AGU is committed to exposing students, teachers, and life-long learners to the freshest, most accurate scientific knowledge available. We use a multi-staged approach designed to make Earth and space science fun and interesting for a variety of audiences and age ranges. We also work to provide awards, recognition, networking, and mentoring opportunities for college students and early career scientists, in addition to programming that works to strengthen the skills of instructors at all education levels.

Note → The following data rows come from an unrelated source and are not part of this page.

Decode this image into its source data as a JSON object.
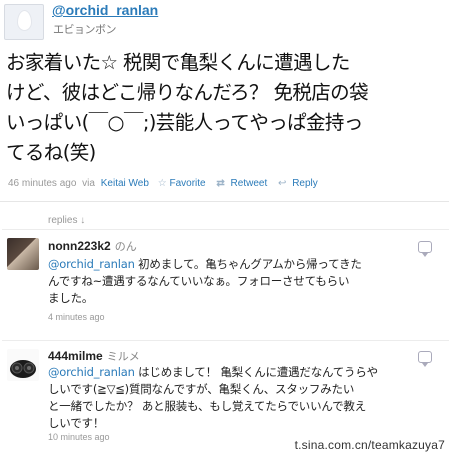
{
  "tweet": {
    "username": "@orchid_ranlan",
    "fullname": "エビョンボン",
    "text_lines": [
      "お家着いた☆ 税関で亀梨くんに遭遇した",
      "けど、彼はどこ帰りなんだろ？ 免税店の袋",
      "いっぱい(￣○￣;)芸能人ってやっぱ金持っ",
      "てるね(笑)"
    ],
    "time": "46 minutes ago",
    "via_prefix": "via",
    "via": "Keitai Web",
    "favorite_label": "Favorite",
    "retweet_label": "Retweet",
    "reply_label": "Reply"
  },
  "replies_label": "replies ↓",
  "replies": [
    {
      "username": "nonn223k2",
      "fullname": "のん",
      "mention": "@orchid_ranlan",
      "first_line_rest": " 初めまして。亀ちゃんグアムから帰ってきた",
      "lines": [
        "んですね~遭遇するなんていいなぁ。フォローさせてもらい",
        "ました。"
      ],
      "time": "4 minutes ago"
    },
    {
      "username": "444milme",
      "fullname": "ミルメ",
      "mention": "@orchid_ranlan",
      "first_line_rest": " はじめまして！ 亀梨くんに遭遇だなんてうらや",
      "lines": [
        "しいです(≧▽≦)質問なんですが、亀梨くん、スタッフみたい",
        "と一緒でしたか？ あと服装も、もし覚えてたらでいいんで教え",
        "しいです！"
      ],
      "time": "10 minutes ago"
    }
  ],
  "watermark": "t.sina.com.cn/teamkazuya7",
  "icons": {
    "favorite": "star-icon",
    "retweet": "retweet-icon",
    "reply": "reply-arrow-icon",
    "reply_bubble": "speech-bubble-icon"
  },
  "colors": {
    "link": "#2b7bb9",
    "meta": "#999999",
    "text": "#111111"
  }
}
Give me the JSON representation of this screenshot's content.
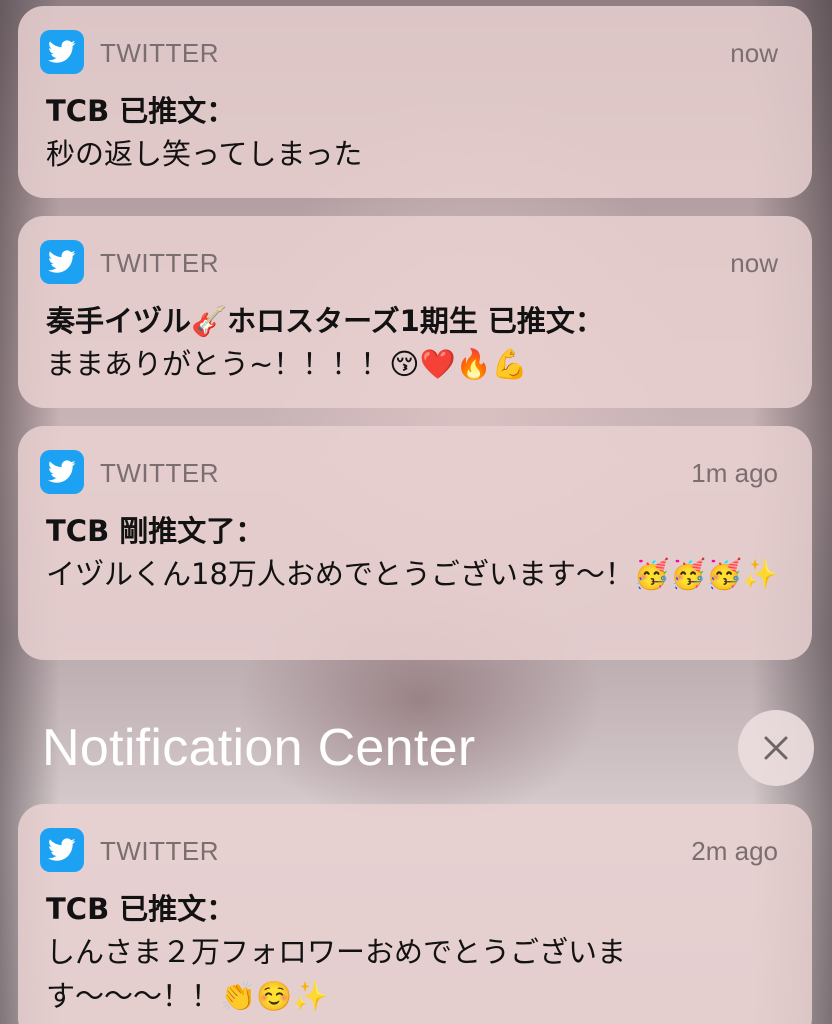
{
  "notifications": [
    {
      "app": "TWITTER",
      "time": "now",
      "title": "TCB 已推文：",
      "message": "秒の返し笑ってしまった"
    },
    {
      "app": "TWITTER",
      "time": "now",
      "title": "奏手イヅル🎸ホロスターズ1期生 已推文：",
      "message": "ままありがとう~！！！！😚❤️🔥💪"
    },
    {
      "app": "TWITTER",
      "time": "1m ago",
      "title": "TCB 剛推文了：",
      "message": "イヅルくん18万人おめでとうございます〜！🥳🥳🥳✨"
    },
    {
      "app": "TWITTER",
      "time": "2m ago",
      "title": "TCB 已推文：",
      "message": "しんさま２万フォロワーおめでとうございます〜〜〜！！👏☺️✨"
    }
  ],
  "notification_center": {
    "title": "Notification Center",
    "clear_icon": "close-icon"
  },
  "colors": {
    "twitter_blue": "#1da1f2",
    "card_background": "#e9d0d1",
    "header_text": "#ffffff"
  }
}
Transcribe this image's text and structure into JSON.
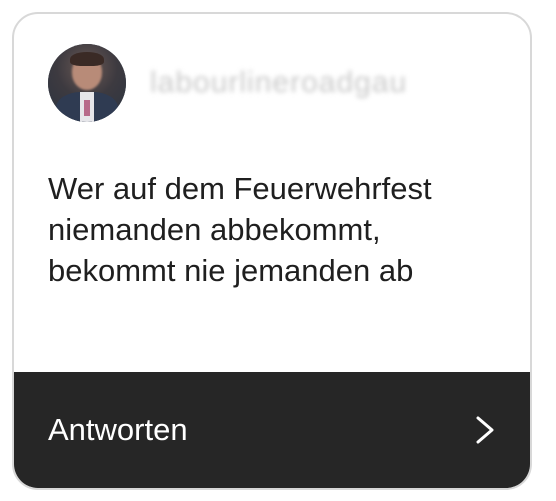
{
  "card": {
    "username": "labourlineroadgau",
    "message": "Wer auf dem Feuerwehrfest niemanden abbekommt, bekommt nie jemanden ab",
    "reply_label": "Antworten"
  },
  "icons": {
    "avatar": "profile-avatar",
    "reply": "chevron-right-icon"
  },
  "colors": {
    "card_background": "#ffffff",
    "reply_bar_background": "#262626",
    "text_primary": "#1f1f1f",
    "reply_text": "#ffffff"
  }
}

By reaching out to such a broad groups, we are helping to ensure a robust geoscience talent pool that also reflects our nation’s diverse population.
Has your organization been successful at reaching its STEM goals? (Please feel free to point to specific programs.)
An example of AGU’s innovative approach to STEM programming is our work to support two-year colleges, which play a vitally important role in the higher education system in the U.S.—including attracting a large population of students from underrepresented groups. Unfortunately, many STEM students from these institutions do not finish their degrees or succeed in transferring to and completing programs at four-year colleges. Our new effort, Unique Research Experiences for two-year College faculty And Students (URECAS), is intended to support and foster the educational careers of two-year college students, and ultimately create pathways for them to enter the workforce.
If you could have three wishes granted by the STEM genie, what would they be?
- Earth sciences would be taught in the entire K-12 curriculum. Currently, most children do not get sustained Earth science education beyond the middle school.
- K-12 teachers would have better access to professional development in the Earth and space sciences. Only 22% of high school Earth science classes are taught by teacher with degree in the field. Also, graduate students and early career scientists would have better access to opportunities for exploring teaching careers.
- Work to communicate research to general public and in the K-12 system would become a valued component of all academic institutions’ tenure track considerations.
Beyond your organization, what one thing should be done now to help solve the STEM crisis?
Facilitating STEM teacher development plays a vital role in our ability to fill and sustain the STEM pipeline in the United States. How can we get kids interested in science – and keep them interested throughout their K-12 educational experience – if we aren’t adequately preparing the educators whose job it is to inspire them? Unfortunately, that isn’t a challenge any single organization can solve. A solution of that magnitude will require a joint commitment from business, industry, academia, government and professional organizations. Only when we work in tandem will we be able to make a long-term, sustainable impact.